Reviews e Análises
Os 30 anos de Bom Dia Vietnã
Há trinta anos, exatamente em 23 de dezembro, Robin Williams nos saudava com um bom dia que entraria para a história.
Good Morning Vietnam, ou Bom Dia Vietnã, chegou às telas brasileiras em 12 de fevereiro do ano seguinte. O filme é baseado na história do militar e D.J. de rádio Adrian Cronauer, que atuou pela força aérea americana durante a guerra do Vietnã.

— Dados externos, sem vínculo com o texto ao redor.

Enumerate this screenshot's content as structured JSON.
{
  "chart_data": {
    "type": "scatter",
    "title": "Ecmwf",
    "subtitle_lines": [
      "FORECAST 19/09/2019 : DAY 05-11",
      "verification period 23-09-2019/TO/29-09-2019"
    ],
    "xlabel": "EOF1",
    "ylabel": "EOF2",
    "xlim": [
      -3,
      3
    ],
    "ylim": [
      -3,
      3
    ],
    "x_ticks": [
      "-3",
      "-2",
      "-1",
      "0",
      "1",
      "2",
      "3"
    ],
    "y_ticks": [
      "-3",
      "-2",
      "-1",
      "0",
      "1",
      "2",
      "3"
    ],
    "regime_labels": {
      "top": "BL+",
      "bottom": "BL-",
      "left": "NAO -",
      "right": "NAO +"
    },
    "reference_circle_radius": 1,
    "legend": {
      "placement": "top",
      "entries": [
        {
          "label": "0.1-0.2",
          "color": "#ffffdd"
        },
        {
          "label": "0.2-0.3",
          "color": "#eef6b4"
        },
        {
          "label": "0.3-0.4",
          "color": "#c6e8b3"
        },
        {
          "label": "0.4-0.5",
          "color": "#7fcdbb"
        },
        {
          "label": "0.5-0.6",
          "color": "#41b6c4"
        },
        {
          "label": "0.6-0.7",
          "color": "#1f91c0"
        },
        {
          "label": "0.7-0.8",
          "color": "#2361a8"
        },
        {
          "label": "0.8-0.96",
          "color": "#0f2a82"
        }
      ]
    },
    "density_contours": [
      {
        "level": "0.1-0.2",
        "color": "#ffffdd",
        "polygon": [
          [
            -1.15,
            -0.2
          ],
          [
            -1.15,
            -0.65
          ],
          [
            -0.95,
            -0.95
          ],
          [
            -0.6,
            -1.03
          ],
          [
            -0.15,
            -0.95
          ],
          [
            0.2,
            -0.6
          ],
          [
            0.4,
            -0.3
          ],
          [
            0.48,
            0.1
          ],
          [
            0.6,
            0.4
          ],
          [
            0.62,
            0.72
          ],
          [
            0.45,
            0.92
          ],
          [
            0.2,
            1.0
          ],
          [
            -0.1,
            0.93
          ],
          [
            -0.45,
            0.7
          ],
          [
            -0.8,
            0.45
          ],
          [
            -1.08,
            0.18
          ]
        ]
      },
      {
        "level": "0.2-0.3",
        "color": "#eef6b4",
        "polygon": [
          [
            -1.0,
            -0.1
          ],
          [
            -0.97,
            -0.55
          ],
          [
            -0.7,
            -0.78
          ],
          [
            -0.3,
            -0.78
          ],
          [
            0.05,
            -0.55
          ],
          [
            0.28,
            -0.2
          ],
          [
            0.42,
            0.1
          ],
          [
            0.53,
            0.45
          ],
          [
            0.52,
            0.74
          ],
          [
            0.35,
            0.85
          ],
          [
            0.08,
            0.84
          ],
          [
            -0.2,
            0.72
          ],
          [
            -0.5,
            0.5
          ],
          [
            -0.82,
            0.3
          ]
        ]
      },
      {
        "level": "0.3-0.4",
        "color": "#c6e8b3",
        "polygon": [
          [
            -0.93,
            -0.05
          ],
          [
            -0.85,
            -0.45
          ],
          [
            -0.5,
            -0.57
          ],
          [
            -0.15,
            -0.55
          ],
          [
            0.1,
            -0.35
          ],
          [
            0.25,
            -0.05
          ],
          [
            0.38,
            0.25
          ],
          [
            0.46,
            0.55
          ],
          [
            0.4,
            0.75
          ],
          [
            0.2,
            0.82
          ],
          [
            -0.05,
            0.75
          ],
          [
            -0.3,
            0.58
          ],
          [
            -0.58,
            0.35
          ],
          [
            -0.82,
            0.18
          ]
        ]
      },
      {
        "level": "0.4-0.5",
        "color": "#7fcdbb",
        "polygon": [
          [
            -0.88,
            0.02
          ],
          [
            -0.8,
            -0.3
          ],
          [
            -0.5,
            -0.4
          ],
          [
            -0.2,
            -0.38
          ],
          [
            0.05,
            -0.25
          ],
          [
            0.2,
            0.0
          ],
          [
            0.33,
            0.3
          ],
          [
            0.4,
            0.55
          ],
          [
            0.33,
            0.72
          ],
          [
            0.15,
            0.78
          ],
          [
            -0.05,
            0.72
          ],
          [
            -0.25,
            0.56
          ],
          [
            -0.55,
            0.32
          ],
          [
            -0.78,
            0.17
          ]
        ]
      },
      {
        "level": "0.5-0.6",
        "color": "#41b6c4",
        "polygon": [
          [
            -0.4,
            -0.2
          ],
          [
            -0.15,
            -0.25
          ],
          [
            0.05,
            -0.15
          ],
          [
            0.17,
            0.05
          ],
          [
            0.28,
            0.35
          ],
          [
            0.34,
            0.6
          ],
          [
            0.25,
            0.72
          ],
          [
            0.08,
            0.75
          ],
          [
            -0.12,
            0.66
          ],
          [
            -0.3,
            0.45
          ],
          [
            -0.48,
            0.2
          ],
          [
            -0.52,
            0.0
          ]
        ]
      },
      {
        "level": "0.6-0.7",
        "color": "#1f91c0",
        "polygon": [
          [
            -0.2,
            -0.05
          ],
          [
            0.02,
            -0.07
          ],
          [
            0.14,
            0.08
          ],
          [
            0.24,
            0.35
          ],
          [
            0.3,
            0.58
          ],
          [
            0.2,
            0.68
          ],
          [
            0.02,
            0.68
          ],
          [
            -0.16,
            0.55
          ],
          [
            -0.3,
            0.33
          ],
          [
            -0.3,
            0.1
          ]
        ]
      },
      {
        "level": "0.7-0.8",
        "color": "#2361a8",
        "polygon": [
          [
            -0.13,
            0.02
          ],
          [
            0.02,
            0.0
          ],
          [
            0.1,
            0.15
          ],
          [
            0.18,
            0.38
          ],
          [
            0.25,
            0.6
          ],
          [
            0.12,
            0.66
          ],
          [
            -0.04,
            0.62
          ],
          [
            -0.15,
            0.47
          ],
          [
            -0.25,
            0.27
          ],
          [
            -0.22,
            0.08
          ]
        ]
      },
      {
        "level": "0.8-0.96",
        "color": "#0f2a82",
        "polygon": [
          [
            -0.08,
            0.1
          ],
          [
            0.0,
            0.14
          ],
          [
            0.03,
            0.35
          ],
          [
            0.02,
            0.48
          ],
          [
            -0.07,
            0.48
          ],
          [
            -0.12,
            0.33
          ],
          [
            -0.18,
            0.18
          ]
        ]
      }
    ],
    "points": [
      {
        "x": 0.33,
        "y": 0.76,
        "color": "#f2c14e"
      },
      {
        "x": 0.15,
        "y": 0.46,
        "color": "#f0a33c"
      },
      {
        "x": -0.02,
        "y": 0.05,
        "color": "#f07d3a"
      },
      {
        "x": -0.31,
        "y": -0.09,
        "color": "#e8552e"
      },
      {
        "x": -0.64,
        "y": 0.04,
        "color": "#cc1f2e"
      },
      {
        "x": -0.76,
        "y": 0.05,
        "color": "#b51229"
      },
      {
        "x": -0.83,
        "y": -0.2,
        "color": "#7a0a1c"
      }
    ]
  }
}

Adrian assumiu o posto de radialista da missão ianque e diversificou as transmissões do programa trazendo bom humor, descontração e muito rock and roll. Obviamente esse comportamento “diferenciado” gerou muita irritação por parte de seus superiores, tanto que após um ano em Saigon, Cronauer foi gentilmente convidado a voltar para o Estados Unidos.

Adrian Cronauer
Já no filme, além do trabalho como D.J., o filme retrata a amizade de Adrian com um jovem vietnamita e do relacionamento de Adrian com uma vietnamita que conhece durante as aulas de inglês ministradas por ele.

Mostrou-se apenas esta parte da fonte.